Whether you’re buying the first home or remortgaging to get a better deal, you may be wondering how long you should fix your rate for.
Here, we compare two of the most popular types of mortgage – two-year and five-year fixes – and explain the important thing things you’ll have to consider when selecting just how long to lock a rate in for.
How much do fixed-rate mortgages cost?
In yesteryear Twelve months, rates have crept up from the historic lows seen in late 2022 – but fixed-rate mortgages still remain competitive.
Rate rises happen to be particularly noticeable within the two-year market, in which the average price of a mortgage has increased by 0.17% to achieve 2.52%.
This rise has made five-year fixes – which increased on price by just 0.07% in 2022 – more appealing to homebuyers and remortgagers.
Gap narrows between two and five-year deals
With more products visiting the market and rates remaining stable, five-year deals became popular in 2022 – however in truth, the space in cost between two- and five-year deals has been closing for a while now.
As the table below shows, the gap has narrowed by around 0.10% every year within the last four years.
|Average two-year fixed rate
|Average five-year fixed rate
Why have two-year fixes become more expensive?
For quite a long time, two-year fixed-rate mortgages dominated the market, with lenders scrambling to give the best rates, particularly at popular loan-to-value (LTV) levels for example 75% and 80%.
This led to rates hitting historic lows in Autumn 2022. Since then, the financial institution of England base rate has increased from 0.25% to 0.75%, meaning these incredibly low rates have largely disappeared.
With that in your mind, lenders have focused their deals on other markets – for example longer-term fixes of 5 years or even more.
The shift towards longer fixes also reflects changing consumer attitudes. Homebuyers and remortgagers are increasingly seeking to protect their mortgage rate for longer throughout a time of economic and political uncertainty.
Cheapest fixed-rate mortgage deals
While the table above shows the typical rates currently available, the least expensive introductory rates are considerably lower.
Indeed, remortgagers at 75% LTV can also enjoy interest rates well below 2% on two-year and five-year fixed terms, as shown in the charts below.
Whether you can access the very best rates available on the market will depend on your own personal financial circumstances, so it’s worth getting professional advice from an independent large financial company before you apply.
Two-year deals vs five-year deals
So if you undertake a 2 or five-year fix?
Your decision ought to be based on three key factors: your finances, when you intend to move house, as well as your appetite for risk.
|Offers the flexibility to negotiate another deal after 18 months.
|You are only protected from rate rises for two years, therefore if mortgages be expensive for the reason that time, you can struggle to change to a similar deal.
|Even if you’re buying or remortgaging at 90% LTV, you can get an introductory rate below 2%.
|You’ve missed the boat for that very cheapest rates, with prices increasing, you may need to apply soon to secure a good rate.
|With more than 2,000 products available on the market, buyers and remortgagers have plenty of choice.
|You’ll have to be on the ball to avert being forwarded to your lender’s standard variable rate (SVR) after 2 yrs, which will be significantly more expensive.
|Offers rate security for longer – you’ll be protected from the effect of any increases in the Bank of England base rate for half ten years.

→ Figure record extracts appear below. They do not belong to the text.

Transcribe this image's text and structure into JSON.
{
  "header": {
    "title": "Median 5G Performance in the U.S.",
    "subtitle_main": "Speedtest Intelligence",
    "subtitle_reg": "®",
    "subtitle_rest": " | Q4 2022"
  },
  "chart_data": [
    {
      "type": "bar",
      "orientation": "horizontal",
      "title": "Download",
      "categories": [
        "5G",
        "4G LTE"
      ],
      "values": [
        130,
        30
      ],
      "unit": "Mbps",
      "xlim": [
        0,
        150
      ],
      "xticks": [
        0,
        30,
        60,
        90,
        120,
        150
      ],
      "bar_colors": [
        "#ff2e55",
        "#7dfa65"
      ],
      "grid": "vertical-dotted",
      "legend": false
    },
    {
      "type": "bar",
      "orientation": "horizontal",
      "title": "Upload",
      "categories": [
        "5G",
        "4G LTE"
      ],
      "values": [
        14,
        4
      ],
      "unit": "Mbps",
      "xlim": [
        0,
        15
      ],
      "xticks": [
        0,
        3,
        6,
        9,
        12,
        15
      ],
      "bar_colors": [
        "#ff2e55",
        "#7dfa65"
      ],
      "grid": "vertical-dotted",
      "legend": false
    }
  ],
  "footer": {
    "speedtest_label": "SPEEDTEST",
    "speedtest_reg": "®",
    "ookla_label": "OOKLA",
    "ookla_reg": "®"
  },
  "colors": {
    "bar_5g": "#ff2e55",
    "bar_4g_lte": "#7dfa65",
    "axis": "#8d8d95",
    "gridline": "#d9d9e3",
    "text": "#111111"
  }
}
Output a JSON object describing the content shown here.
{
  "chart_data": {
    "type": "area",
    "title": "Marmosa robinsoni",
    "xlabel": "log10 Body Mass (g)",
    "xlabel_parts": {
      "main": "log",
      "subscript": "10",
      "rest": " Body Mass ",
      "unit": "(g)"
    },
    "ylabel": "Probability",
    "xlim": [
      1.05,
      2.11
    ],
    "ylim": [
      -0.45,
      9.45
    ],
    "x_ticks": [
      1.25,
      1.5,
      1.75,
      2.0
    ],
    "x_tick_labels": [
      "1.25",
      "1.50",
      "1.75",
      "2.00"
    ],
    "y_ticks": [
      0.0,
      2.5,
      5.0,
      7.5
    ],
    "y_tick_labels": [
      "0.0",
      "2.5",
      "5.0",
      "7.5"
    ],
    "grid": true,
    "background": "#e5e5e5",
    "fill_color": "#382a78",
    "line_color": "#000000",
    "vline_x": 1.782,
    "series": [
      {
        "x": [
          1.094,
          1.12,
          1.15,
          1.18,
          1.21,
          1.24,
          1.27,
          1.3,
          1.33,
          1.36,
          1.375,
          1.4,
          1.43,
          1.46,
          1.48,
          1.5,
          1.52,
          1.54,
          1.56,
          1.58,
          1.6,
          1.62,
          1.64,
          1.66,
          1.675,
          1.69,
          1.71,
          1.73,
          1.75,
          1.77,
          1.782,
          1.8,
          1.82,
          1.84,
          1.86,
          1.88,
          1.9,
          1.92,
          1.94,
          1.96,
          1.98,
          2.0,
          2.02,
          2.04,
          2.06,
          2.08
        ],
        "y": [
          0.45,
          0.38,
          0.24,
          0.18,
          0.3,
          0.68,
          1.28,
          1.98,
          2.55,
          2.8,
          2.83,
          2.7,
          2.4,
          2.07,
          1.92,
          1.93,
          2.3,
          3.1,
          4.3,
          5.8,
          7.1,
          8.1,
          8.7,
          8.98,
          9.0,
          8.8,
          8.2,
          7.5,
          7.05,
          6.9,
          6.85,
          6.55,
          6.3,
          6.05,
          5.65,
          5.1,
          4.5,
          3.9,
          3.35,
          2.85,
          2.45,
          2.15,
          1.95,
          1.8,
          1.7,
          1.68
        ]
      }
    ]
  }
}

|Many of the best deals come with high early repayment charges (ERCs), which can be as much as 5% if you leave the mortgage in the first year. If it’s even a slight possibility that you might need to move within the next five years, consider a shorter-term fix or find a cope with no ERCs.
|Rates are exceptionally good at the moment, with lenders fighting to top the charts.
|Five-year deals are still around 0.4%-0.5% more expensive than equivalent two-year products.
|You’ll have the ability to steer clear of the second large amount of arrangement fees which you may face should you switch deals at the end of a two-year mortgage.
|If home loan rates drop, you’ll be stuck paying the rate you fixed at for 5 years.
Will mortgages stay cheap in 2022?
With uncertainty around Brexit and the way forward for the base rate, it’s hard to say what might happen within the mortgage market in 2022.
There are a couple of key emerging trends to be aware of, however.
First of, lenders are increasingly substituting reduced rates for up-front incentives. With this thought, don’t be amazed to see fee-free and cashback offers continue to evolve in 2022. When comparing mortgages, always look in the full price of deals instead of focusing solely on their initial rates or incentives – and take advice if you’re unsure.
This could also be a good year for people with small deposits. 95% mortgages got cheaper in 2022, with lenders facing pressure to become more dynamic in their offerings, don’t be surprised to determine more deals offering higher income multiples this season.